Ground Interaction Models for Increased Autonomy of Planetary Exploration Systems
In 13th EASN International Conference on Innovation in Aviation & Space for opening New Horizons (13th EASN 2023), (EASN), 5.9.-8.9.2023, Salerno, IOP Publishing Ltd, series Journal of Physics: Conference Series, 2024.
Planetary exploration of celestial bodies, such as Moon and Mars, using robotic systems has been common practice for decades.
However, to reach scientifically interesting places such as craters and sub-surface lava tubes, they need high mobility capabilities to traverse sandy and rugged terrain, to avoid or overcome obstacles, and to cope with different slopes.
There exist manifold locomotion concepts, e.g. wheeled rovers, legged walking systems, or hybrids that use legged-wheels or wheeled-legs.
They all have their pros and cons, and thus are better or less suited for different terrains.
During the exploration of unknown areas, regardless of the type of locomotion, the robots should autonomously be able to detect the traversing terrain and to identify whether it is harmful or not.

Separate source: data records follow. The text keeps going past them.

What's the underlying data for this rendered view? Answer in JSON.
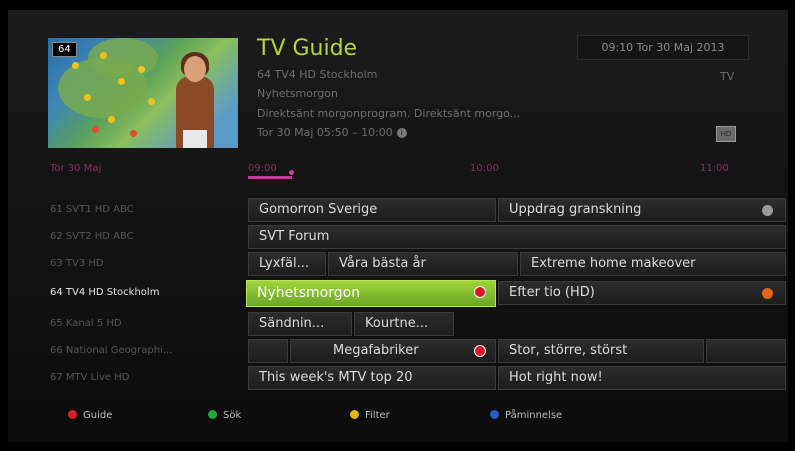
{
  "header": {
    "title": "TV Guide",
    "clock": "09:10  Tor 30 Maj 2013",
    "tv_tag": "TV",
    "preview_channel": "64",
    "program_channel": "64 TV4 HD Stockholm",
    "program_title": "Nyhetsmorgon",
    "program_desc": "Direktsänt morgonprogram. Direktsänt morgo...",
    "program_time": "Tor 30 Maj 05:50 – 10:00",
    "info_icon": "i",
    "hd_icon": "HD"
  },
  "timeline": {
    "date": "Tor 30 Maj",
    "times": [
      "09:00",
      "10:00",
      "11:00"
    ],
    "progress": 0.15
  },
  "rows": [
    {
      "channel": "61  SVT1 HD ABC",
      "selected": false,
      "programs": [
        {
          "title": "Gomorron Sverige",
          "status": ""
        },
        {
          "title": "Uppdrag granskning",
          "status": "reminder"
        }
      ]
    },
    {
      "channel": "62  SVT2 HD ABC",
      "selected": false,
      "programs": [
        {
          "title": "SVT Forum",
          "status": ""
        }
      ]
    },
    {
      "channel": "63  TV3 HD",
      "selected": false,
      "programs": [
        {
          "title": "Lyxfäl...",
          "status": ""
        },
        {
          "title": "Våra bästa år",
          "status": ""
        },
        {
          "title": "Extreme home makeover",
          "status": ""
        }
      ]
    },
    {
      "channel": "64  TV4 HD Stockholm",
      "selected": true,
      "programs": [
        {
          "title": "Nyhetsmorgon",
          "status": "record"
        },
        {
          "title": "Efter tio (HD)",
          "status": "reminder-orange"
        }
      ]
    },
    {
      "channel": "65  Kanal 5 HD",
      "selected": false,
      "programs": [
        {
          "title": "Sändnin...",
          "status": ""
        },
        {
          "title": "Kourtne...",
          "status": ""
        }
      ]
    },
    {
      "channel": "66  National Geographi...",
      "selected": false,
      "programs": [
        {
          "title": "",
          "status": ""
        },
        {
          "title": "Megafabriker",
          "status": "record"
        },
        {
          "title": "Stor, större, störst",
          "status": ""
        },
        {
          "title": "",
          "status": ""
        }
      ]
    },
    {
      "channel": "67  MTV Live HD",
      "selected": false,
      "programs": [
        {
          "title": "This week's MTV top 20",
          "status": ""
        },
        {
          "title": "Hot right now!",
          "status": ""
        }
      ]
    }
  ],
  "footer": {
    "guide": "Guide",
    "guide_color": "#d81e2a",
    "search": "Sök",
    "search_color": "#1ea83a",
    "filter": "Filter",
    "filter_color": "#e0b820",
    "reminder": "Påminnelse",
    "reminder_color": "#2a5ad0"
  },
  "colors": {
    "accent": "#b6d63a",
    "active_cell": "#8cc63a",
    "timeline": "#c43a9a"
  }
}
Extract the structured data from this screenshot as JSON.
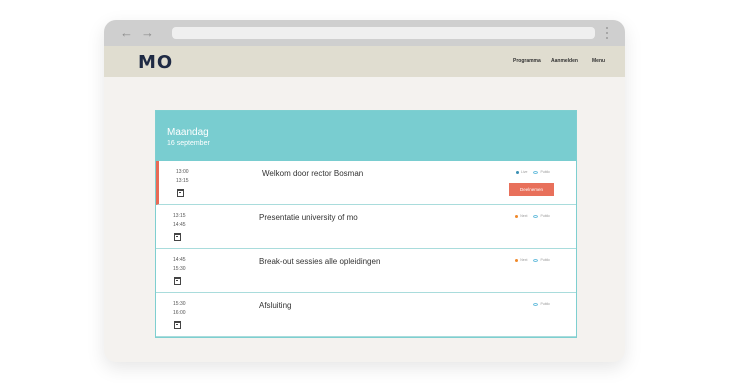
{
  "browser": {
    "back_icon": "back-arrow-icon",
    "back": "←",
    "forward_icon": "forward-arrow-icon",
    "forward": "→",
    "menu_icon": "kebab-menu-icon"
  },
  "site": {
    "logo": "MO",
    "nav": [
      "Programma",
      "Aanmelden",
      "Menu"
    ]
  },
  "day": {
    "title": "Maandag",
    "date": "16 september"
  },
  "sessions": [
    {
      "start": "13:00",
      "end": "13:15",
      "title": "Welkom door rector Bosman",
      "tags": [
        {
          "label": "Live",
          "color": "#3a8fb3",
          "kind": "dot"
        },
        {
          "label": "Public",
          "color": "#6ec0de",
          "kind": "eye"
        }
      ],
      "button": "Deelnemen"
    },
    {
      "start": "13:15",
      "end": "14:45",
      "title": "Presentatie university of mo",
      "tags": [
        {
          "label": "Next",
          "color": "#f0892a",
          "kind": "dot"
        },
        {
          "label": "Public",
          "color": "#6ec0de",
          "kind": "eye"
        }
      ]
    },
    {
      "start": "14:45",
      "end": "15:30",
      "title": "Break-out sessies alle opleidingen",
      "tags": [
        {
          "label": "Next",
          "color": "#f0892a",
          "kind": "dot"
        },
        {
          "label": "Public",
          "color": "#6ec0de",
          "kind": "eye"
        }
      ]
    },
    {
      "start": "15:30",
      "end": "16:00",
      "title": "Afsluiting",
      "tags": [
        {
          "label": "Public",
          "color": "#6ec0de",
          "kind": "eye"
        }
      ]
    }
  ]
}
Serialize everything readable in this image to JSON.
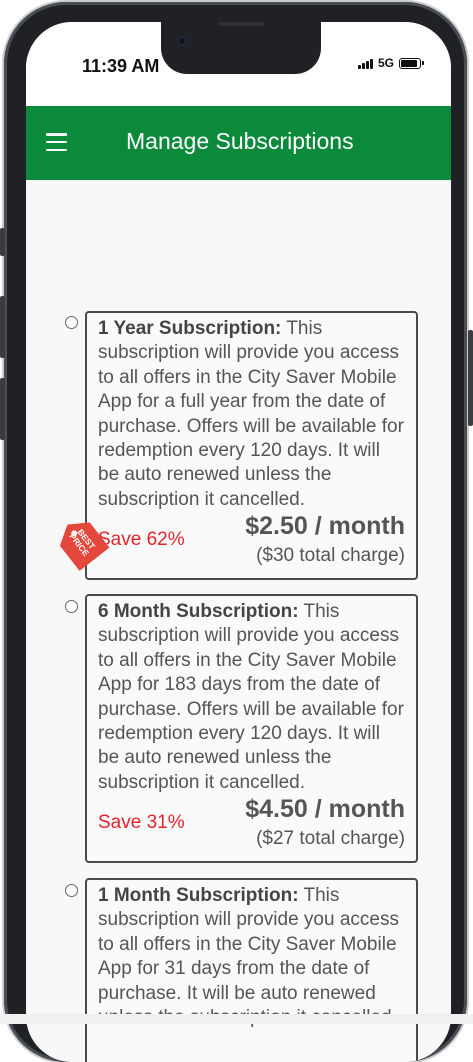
{
  "status_bar": {
    "time": "11:39 AM",
    "network": "5G",
    "signal_icon": "signal-bars-icon",
    "battery_icon": "battery-icon"
  },
  "app_bar": {
    "title": "Manage Subscriptions",
    "menu_icon": "hamburger-menu-icon",
    "color": "#0a8a3a"
  },
  "best_price_tag": {
    "label": "BEST PRICE",
    "color": "#e4473c"
  },
  "subscriptions": [
    {
      "title": "1 Year Subscription:",
      "description": " This subscription will provide you access to all offers in the City Saver Mobile App for a full year from the date of purchase. Offers will be available for redemption every 120 days. It will be auto renewed unless the subscription it cancelled.",
      "save": "Save 62%",
      "price": "$2.50 / month",
      "total": "($30 total charge)",
      "selected": false
    },
    {
      "title": "6 Month Subscription:",
      "description": " This subscription will provide you access to all offers in the City Saver Mobile App for 183 days from the date of purchase. Offers will be available for redemption every 120 days. It will be auto renewed unless the subscription it cancelled.",
      "save": "Save 31%",
      "price": "$4.50 / month",
      "total": "($27 total charge)",
      "selected": false
    },
    {
      "title": "1 Month Subscription:",
      "description": " This subscription will provide you access to all offers in the City Saver Mobile App for 31 days from the date of purchase. It will be auto renewed unless the subscription it cancelled.",
      "selected": false
    }
  ],
  "colors": {
    "save_text": "#e4232d",
    "card_border": "#4a4a4a"
  }
}
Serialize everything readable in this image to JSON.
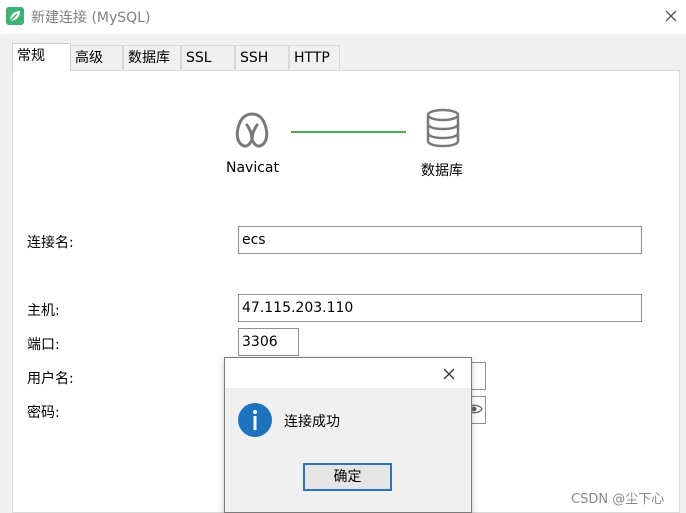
{
  "window": {
    "title": "新建连接 (MySQL)",
    "close_glyph": "✕",
    "icon": "navicat-leaf-icon"
  },
  "tabs": [
    {
      "label": "常规",
      "active": true
    },
    {
      "label": "高级",
      "active": false
    },
    {
      "label": "数据库",
      "active": false
    },
    {
      "label": "SSL",
      "active": false
    },
    {
      "label": "SSH",
      "active": false
    },
    {
      "label": "HTTP",
      "active": false
    }
  ],
  "connection": {
    "left_label": "Navicat",
    "right_label": "数据库",
    "line_color": "#4caf50"
  },
  "form": {
    "name_label": "连接名:",
    "name_value": "ecs",
    "host_label": "主机:",
    "host_value": "47.115.203.110",
    "port_label": "端口:",
    "port_value": "3306",
    "user_label": "用户名:",
    "password_label": "密码:"
  },
  "dialog": {
    "message": "连接成功",
    "ok_label": "确定",
    "close_glyph": "✕",
    "icon": "info-icon",
    "icon_color": "#1e73be"
  },
  "watermark": "CSDN @尘下心"
}
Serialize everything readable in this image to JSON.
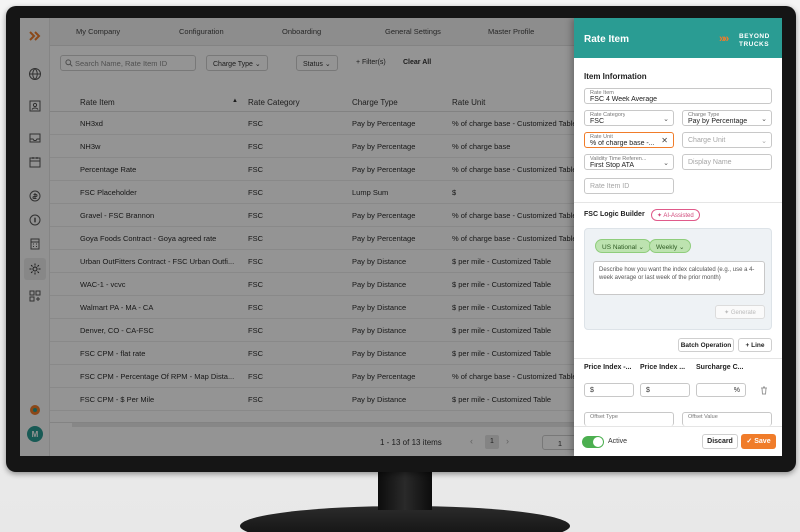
{
  "top_nav": [
    "My Company",
    "Configuration",
    "Onboarding",
    "General Settings",
    "Master Profile"
  ],
  "filters": {
    "search_placeholder": "Search Name, Rate Item ID",
    "charge_type": "Charge Type",
    "status": "Status",
    "add_filter": "+ Filter(s)",
    "clear_all": "Clear All"
  },
  "table": {
    "headers": [
      "Rate Item",
      "Rate Category",
      "Charge Type",
      "Rate Unit"
    ],
    "rows": [
      [
        "NH3xd",
        "FSC",
        "Pay by Percentage",
        "% of charge base - Customized Table"
      ],
      [
        "NH3w",
        "FSC",
        "Pay by Percentage",
        "% of charge base"
      ],
      [
        "Percentage Rate",
        "FSC",
        "Pay by Percentage",
        "% of charge base - Customized Table"
      ],
      [
        "FSC Placeholder",
        "FSC",
        "Lump Sum",
        "$"
      ],
      [
        "Gravel - FSC Brannon",
        "FSC",
        "Pay by Percentage",
        "% of charge base - Customized Table"
      ],
      [
        "Goya Foods Contract - Goya agreed rate",
        "FSC",
        "Pay by Percentage",
        "% of charge base - Customized Table"
      ],
      [
        "Urban OutFitters Contract - FSC Urban Outfi...",
        "FSC",
        "Pay by Distance",
        "$ per mile - Customized Table"
      ],
      [
        "WAC-1 - vcvc",
        "FSC",
        "Pay by Distance",
        "$ per mile - Customized Table"
      ],
      [
        "Walmart PA - MA - CA",
        "FSC",
        "Pay by Distance",
        "$ per mile - Customized Table"
      ],
      [
        "Denver, CO - CA-FSC",
        "FSC",
        "Pay by Distance",
        "$ per mile - Customized Table"
      ],
      [
        "FSC CPM - flat rate",
        "FSC",
        "Pay by Distance",
        "$ per mile - Customized Table"
      ],
      [
        "FSC CPM - Percentage Of RPM - Map Dista...",
        "FSC",
        "Pay by Percentage",
        "% of charge base - Customized Table"
      ],
      [
        "FSC CPM - $ Per Mile",
        "FSC",
        "Pay by Distance",
        "$ per mile - Customized Table"
      ]
    ]
  },
  "pagination": {
    "summary": "1 - 13 of 13 items",
    "current_page": "1",
    "prev": "‹",
    "next": "›",
    "page_box": "1"
  },
  "user_avatar": "M",
  "panel": {
    "title": "Rate Item",
    "logo_line1": "BEYOND",
    "logo_line2": "TRUCKS",
    "section_title": "Item Information",
    "fields": {
      "rate_item": {
        "label": "Rate Item",
        "value": "FSC 4 Week Average"
      },
      "rate_category": {
        "label": "Rate Category",
        "value": "FSC"
      },
      "charge_type": {
        "label": "Charge Type",
        "value": "Pay by Percentage"
      },
      "rate_unit": {
        "label": "Rate Unit",
        "value": "% of charge base -..."
      },
      "charge_unit": {
        "placeholder": "Charge Unit"
      },
      "validity_time": {
        "label": "Validity Time Referen...",
        "value": "First Stop ATA"
      },
      "display_name": {
        "placeholder": "Display Name"
      },
      "rate_item_id": {
        "placeholder": "Rate Item ID"
      }
    },
    "logic_builder_title": "FSC Logic Builder",
    "ai_badge": "AI-Assisted",
    "tags": [
      "US National",
      "Weekly"
    ],
    "description_placeholder": "Describe how you want the index calculated (e.g., use a 4-week average or last week of the prior month)",
    "generate_label": "Generate",
    "batch_operation": "Batch Operation",
    "add_line": "+ Line",
    "table_headers": [
      "Price Index -...",
      "Price Index ...",
      "Surcharge C..."
    ],
    "inputs": [
      "$",
      "$",
      "%"
    ],
    "offset_type": "Offset Type",
    "offset_value": "Offset Value",
    "active_label": "Active",
    "discard": "Discard",
    "save": "Save",
    "accent_color": "#f07c2a",
    "header_color": "#2a9c93"
  }
}
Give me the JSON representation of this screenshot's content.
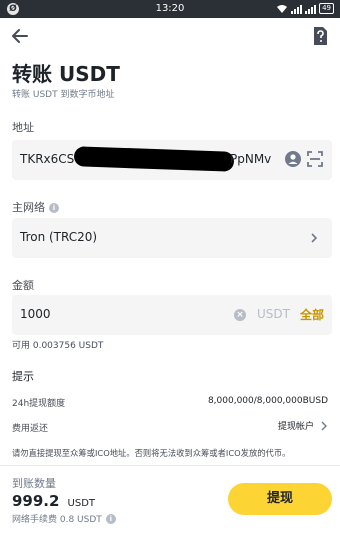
{
  "status_bar": {
    "left_badge": "Ø",
    "time": "13:20",
    "battery": "49"
  },
  "header": {
    "title": "转账 USDT",
    "subtitle": "转账 USDT 到数字币地址"
  },
  "address": {
    "label": "地址",
    "value_prefix": "TKRx6CS",
    "value_suffix": "PpNMv"
  },
  "network": {
    "label": "主网络",
    "value": "Tron (TRC20)"
  },
  "amount": {
    "label": "金额",
    "value": "1000",
    "unit": "USDT",
    "all_label": "全部",
    "available": "可用 0.003756 USDT"
  },
  "tips": {
    "heading": "提示",
    "limit_label": "24h提现额度",
    "limit_value": "8,000,000/8,000,000BUSD",
    "fee_return_label": "费用返还",
    "fee_return_link": "提现帐户",
    "warning": "请勿直接提现至众筹或ICO地址。否则将无法收到众筹或者ICO发放的代币。"
  },
  "footer": {
    "receive_label": "到账数量",
    "receive_amount": "999.2",
    "receive_unit": "USDT",
    "fee_text": "网络手续费 0.8 USDT",
    "withdraw_label": "提现"
  }
}
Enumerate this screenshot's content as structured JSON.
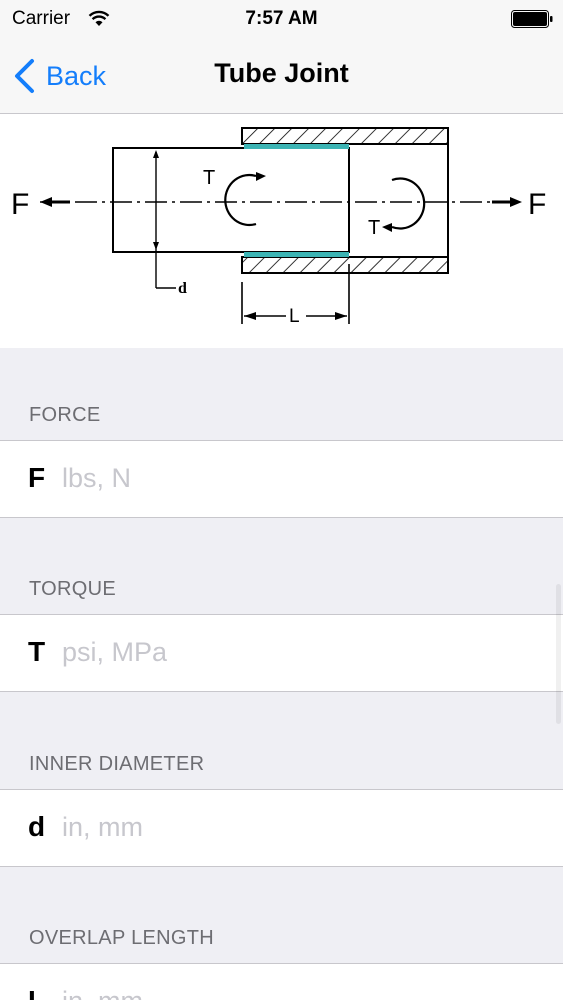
{
  "status_bar": {
    "carrier": "Carrier",
    "time": "7:57 AM"
  },
  "nav": {
    "back_label": "Back",
    "title": "Tube Joint"
  },
  "diagram": {
    "labels": {
      "force_left": "F",
      "force_right": "F",
      "torque_left": "T",
      "torque_right": "T",
      "diameter": "d",
      "length": "L"
    }
  },
  "sections": [
    {
      "header": "FORCE",
      "symbol": "F",
      "placeholder": "lbs, N",
      "value": ""
    },
    {
      "header": "TORQUE",
      "symbol": "T",
      "placeholder": "psi, MPa",
      "value": ""
    },
    {
      "header": "INNER DIAMETER",
      "symbol": "d",
      "placeholder": "in, mm",
      "value": ""
    },
    {
      "header": "OVERLAP LENGTH",
      "symbol": "L",
      "placeholder": "in, mm",
      "value": ""
    }
  ],
  "colors": {
    "accent": "#147efb",
    "adhesive": "#3cb4b4",
    "header_text": "#6d6d72",
    "placeholder": "#c7c7cd"
  }
}
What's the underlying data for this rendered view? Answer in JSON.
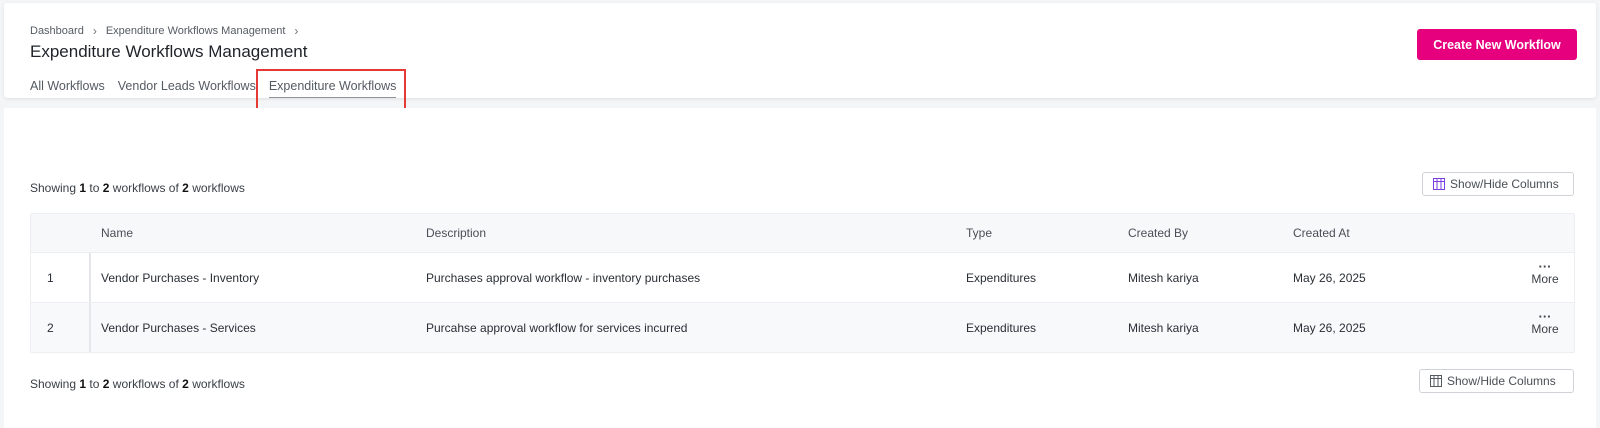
{
  "breadcrumb": {
    "items": [
      "Dashboard",
      "Expenditure Workflows Management"
    ],
    "separator": "›"
  },
  "page": {
    "title": "Expenditure Workflows Management"
  },
  "tabs": [
    {
      "label": "All Workflows",
      "active": false
    },
    {
      "label": "Vendor Leads Workflows",
      "active": false
    },
    {
      "label": "Expenditure Workflows",
      "active": true
    }
  ],
  "actions": {
    "create_label": "Create New Workflow"
  },
  "summary": {
    "prefix": "Showing",
    "from": "1",
    "to_word": "to",
    "to": "2",
    "of_word": "workflows of",
    "total": "2",
    "suffix": "workflows"
  },
  "columns_toggle": {
    "label": "Show/Hide Columns",
    "icon": "grid-columns-icon"
  },
  "table": {
    "headers": [
      "",
      "Name",
      "Description",
      "Type",
      "Created By",
      "Created At",
      ""
    ],
    "rows": [
      {
        "index": "1",
        "name": "Vendor Purchases - Inventory",
        "description": "Purchases approval workflow - inventory purchases",
        "type": "Expenditures",
        "created_by": "Mitesh kariya",
        "created_at": "May 26, 2025",
        "more_label": "More"
      },
      {
        "index": "2",
        "name": "Vendor Purchases - Services",
        "description": "Purcahse approval workflow for services incurred",
        "type": "Expenditures",
        "created_by": "Mitesh kariya",
        "created_at": "May 26, 2025",
        "more_label": "More"
      }
    ]
  },
  "colors": {
    "accent": "#e6007e",
    "highlight": "#e53935"
  }
}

To guarantee mission success, an intelligent system should autonomously navigate around risky environments or, if possible, adapt their locomotion pattern accordingly.
The approach presented in this paper follows the idea to learn online meaningful models of robot-ground interaction.
They allow, on the one hand, the realistic simulation of robot movements on different surfaces in order to predict mobility characteristics as precisely as possible in advance.
And, on the other hand, having a digital twin of the real counterpart allows a continuous comparison with the sensor values actually measured and to detect anomalous behavior.
Due to the fact that the real conditions (gravity, soil composition) cannot be exactly reproduced on earth, the robots need to be able to learn the ground interaction models online during their traversal from their own sensor readings.
For a generic approach to learn ground interaction models, six robotic systems developed for planetary exploration will be used.
With three technically different rovers and three technically different walking systems, a broad spectrum for ground interaction will be analyzed.
By collecting performance data on plain ground, loose soil, rubble, and lava floor, a quantitative comparison of varying walking and roving systems of variables sizes and locomotion principles can be done, and various ground interaction models can be learnt.
For collecting data, the default locomotion behavior will be used, but also the usage of specific probing behaviors maximizing the information gain will be learned and analyzed.
Deep Neural Networks will be used to learn efficient models that predict the ground interaction of the respective wheel or leg contacts.
The learned ground interaction models are then integrated into a real-time physics simulator to improve the simulation of the holistic robot behavior by reducing the simulation reality gap.
The usage of this internal simulation online on the system to predict the nominal robot performance and to compare this to the actual sensor readings enables to continuously determine soil properties and to detect non-nominal conditions which can then be handled in time through path planning or behavioral adaptation.
The paper will describe the concept in more detail, the experimental setup for reproducible experiments, an overview on the selected robots, and first results.